Joshua Rapp Learn in Smithsonian:
When Lake Xochimilco near Mexico City was Lake Texcoco, and the Aztecs founded their island capital city of Tenochtitlan in 1325, a large aquatic salamander thrived in the surrounding lake. The axolotl has deep roots in Aztec religion, as the god Xolotl, for whom the animal is named, was believed to have transformed into an axolotl—although it didn’t stop the Aztecs from enjoying a roasted axolotl from time to time. The custom of eating axolotl continues to this day, although the species has become critically endangered in the wild. Saving the salamander that Nature called “biology’s beloved amphibian” takes on a special significance given the animal’s remarkable traits. Axolotls are neotenic, meaning the amphibians generally do not fully mature like other species of salamander, instead retaining their gills and living out their lives under water as a kind of juvenile. On rare occasions, or when stimulated in the lab, an axolotl will go through metamorphosis and develop lungs to replace its gills.

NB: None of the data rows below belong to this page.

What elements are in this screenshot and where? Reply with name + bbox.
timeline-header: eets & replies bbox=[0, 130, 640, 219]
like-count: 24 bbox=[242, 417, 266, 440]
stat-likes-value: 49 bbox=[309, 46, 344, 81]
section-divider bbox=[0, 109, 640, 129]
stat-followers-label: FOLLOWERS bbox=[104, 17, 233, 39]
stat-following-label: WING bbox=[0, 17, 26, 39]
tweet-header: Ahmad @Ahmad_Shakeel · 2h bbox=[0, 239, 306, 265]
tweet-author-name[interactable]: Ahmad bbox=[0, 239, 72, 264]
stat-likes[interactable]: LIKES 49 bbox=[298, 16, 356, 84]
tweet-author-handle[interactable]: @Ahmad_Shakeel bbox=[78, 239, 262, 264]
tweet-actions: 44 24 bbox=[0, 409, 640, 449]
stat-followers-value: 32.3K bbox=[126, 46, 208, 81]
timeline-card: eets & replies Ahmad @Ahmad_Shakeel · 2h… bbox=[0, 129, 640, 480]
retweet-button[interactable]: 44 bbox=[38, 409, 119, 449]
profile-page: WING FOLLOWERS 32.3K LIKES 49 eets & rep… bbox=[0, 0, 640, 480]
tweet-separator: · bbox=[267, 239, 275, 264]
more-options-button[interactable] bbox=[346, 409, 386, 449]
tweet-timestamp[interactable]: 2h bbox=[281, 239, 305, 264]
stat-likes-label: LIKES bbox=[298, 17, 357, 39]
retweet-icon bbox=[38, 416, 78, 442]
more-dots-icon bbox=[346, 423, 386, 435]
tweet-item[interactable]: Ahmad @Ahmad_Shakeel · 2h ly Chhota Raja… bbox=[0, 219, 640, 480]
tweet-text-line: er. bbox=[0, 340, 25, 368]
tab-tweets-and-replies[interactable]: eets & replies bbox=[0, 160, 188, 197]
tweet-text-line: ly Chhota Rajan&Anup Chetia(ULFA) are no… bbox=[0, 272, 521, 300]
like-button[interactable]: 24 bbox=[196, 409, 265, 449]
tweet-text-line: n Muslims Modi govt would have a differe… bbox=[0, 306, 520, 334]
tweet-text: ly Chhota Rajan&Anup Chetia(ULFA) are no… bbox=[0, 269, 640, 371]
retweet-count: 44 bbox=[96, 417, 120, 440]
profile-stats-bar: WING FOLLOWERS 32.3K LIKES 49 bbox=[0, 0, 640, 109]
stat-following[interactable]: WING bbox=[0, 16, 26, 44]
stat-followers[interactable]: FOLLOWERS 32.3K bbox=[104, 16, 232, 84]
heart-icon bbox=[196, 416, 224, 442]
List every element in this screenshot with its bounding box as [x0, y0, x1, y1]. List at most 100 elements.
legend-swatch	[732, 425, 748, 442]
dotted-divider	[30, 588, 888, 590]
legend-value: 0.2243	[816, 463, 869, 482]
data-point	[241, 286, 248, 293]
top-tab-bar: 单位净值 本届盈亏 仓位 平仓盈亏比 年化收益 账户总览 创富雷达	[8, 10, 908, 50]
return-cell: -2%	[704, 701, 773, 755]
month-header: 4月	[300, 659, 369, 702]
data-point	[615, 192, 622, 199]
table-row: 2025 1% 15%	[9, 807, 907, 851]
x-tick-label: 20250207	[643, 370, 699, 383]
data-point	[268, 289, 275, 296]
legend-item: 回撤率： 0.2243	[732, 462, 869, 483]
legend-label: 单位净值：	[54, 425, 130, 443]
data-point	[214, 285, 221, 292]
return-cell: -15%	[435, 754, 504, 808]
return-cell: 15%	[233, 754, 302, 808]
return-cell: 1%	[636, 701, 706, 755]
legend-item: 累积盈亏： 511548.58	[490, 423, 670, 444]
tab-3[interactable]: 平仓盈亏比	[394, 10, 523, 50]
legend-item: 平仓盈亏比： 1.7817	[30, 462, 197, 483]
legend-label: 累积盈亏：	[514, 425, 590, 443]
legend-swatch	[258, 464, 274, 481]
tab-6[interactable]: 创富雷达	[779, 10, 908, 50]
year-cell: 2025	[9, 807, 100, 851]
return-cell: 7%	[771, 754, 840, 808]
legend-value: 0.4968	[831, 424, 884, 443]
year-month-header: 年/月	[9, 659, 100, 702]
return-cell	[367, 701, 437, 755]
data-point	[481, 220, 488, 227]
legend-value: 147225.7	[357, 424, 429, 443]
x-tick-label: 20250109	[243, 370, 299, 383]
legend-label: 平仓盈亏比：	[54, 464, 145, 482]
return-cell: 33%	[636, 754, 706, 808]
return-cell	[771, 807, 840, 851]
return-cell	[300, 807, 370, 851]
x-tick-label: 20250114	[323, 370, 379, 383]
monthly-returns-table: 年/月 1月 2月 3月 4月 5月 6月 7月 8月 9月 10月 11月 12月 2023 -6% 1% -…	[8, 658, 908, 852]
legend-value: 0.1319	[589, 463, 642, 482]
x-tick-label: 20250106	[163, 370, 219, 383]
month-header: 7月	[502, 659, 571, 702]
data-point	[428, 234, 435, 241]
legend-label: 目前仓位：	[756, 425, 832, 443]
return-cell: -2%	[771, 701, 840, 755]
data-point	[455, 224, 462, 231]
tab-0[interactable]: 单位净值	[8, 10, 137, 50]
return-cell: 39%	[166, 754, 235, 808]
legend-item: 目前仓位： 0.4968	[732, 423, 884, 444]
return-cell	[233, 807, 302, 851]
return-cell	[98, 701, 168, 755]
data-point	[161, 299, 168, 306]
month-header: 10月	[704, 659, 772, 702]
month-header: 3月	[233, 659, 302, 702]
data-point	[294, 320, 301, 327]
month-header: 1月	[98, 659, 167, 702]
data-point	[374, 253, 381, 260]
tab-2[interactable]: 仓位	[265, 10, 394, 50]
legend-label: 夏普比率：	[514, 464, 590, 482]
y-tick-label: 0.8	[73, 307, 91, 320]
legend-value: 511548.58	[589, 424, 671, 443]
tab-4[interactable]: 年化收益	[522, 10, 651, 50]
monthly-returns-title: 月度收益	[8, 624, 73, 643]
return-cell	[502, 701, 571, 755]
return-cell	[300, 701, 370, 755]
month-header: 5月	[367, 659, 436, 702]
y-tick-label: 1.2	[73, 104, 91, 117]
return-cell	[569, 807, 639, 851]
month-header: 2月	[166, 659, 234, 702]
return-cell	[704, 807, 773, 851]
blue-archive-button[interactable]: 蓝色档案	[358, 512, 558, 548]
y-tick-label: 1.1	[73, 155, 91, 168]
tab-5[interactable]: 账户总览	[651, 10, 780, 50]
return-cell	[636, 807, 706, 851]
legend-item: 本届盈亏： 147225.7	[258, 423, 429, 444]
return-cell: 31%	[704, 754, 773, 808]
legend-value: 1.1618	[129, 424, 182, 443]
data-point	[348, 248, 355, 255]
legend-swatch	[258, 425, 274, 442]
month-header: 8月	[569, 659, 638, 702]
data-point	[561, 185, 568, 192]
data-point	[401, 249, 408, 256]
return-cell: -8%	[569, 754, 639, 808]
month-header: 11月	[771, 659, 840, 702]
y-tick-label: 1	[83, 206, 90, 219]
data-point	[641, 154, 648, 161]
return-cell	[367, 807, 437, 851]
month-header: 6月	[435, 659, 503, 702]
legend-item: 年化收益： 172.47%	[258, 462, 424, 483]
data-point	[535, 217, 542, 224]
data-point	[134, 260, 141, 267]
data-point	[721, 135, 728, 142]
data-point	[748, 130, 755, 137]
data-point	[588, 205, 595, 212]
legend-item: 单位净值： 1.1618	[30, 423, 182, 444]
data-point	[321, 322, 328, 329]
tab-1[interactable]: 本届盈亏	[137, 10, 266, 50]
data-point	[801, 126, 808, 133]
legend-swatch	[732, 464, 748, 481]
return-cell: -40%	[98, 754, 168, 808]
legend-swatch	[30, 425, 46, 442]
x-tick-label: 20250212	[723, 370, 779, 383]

Accompanying these unique traits is a remarkably complex genome, with 32 billion base pairs compared to about 3 billion base pairs in human DNA. The axolotl has the largest genome ever fully sequenced, first completed last year by a team of European scientists. The University of Kentucky, which heads axolotl research in the United States, today announced that researchers have added the sequencing of whole chromosomes to the European effort—“about a thousand-fold increase in the length of assembled pieces,” according to Jeremiah Smith, an associate biology professor at the University of Kentucky. Scientists hope to use this new data to harness some of the axolotl’s unique abilities.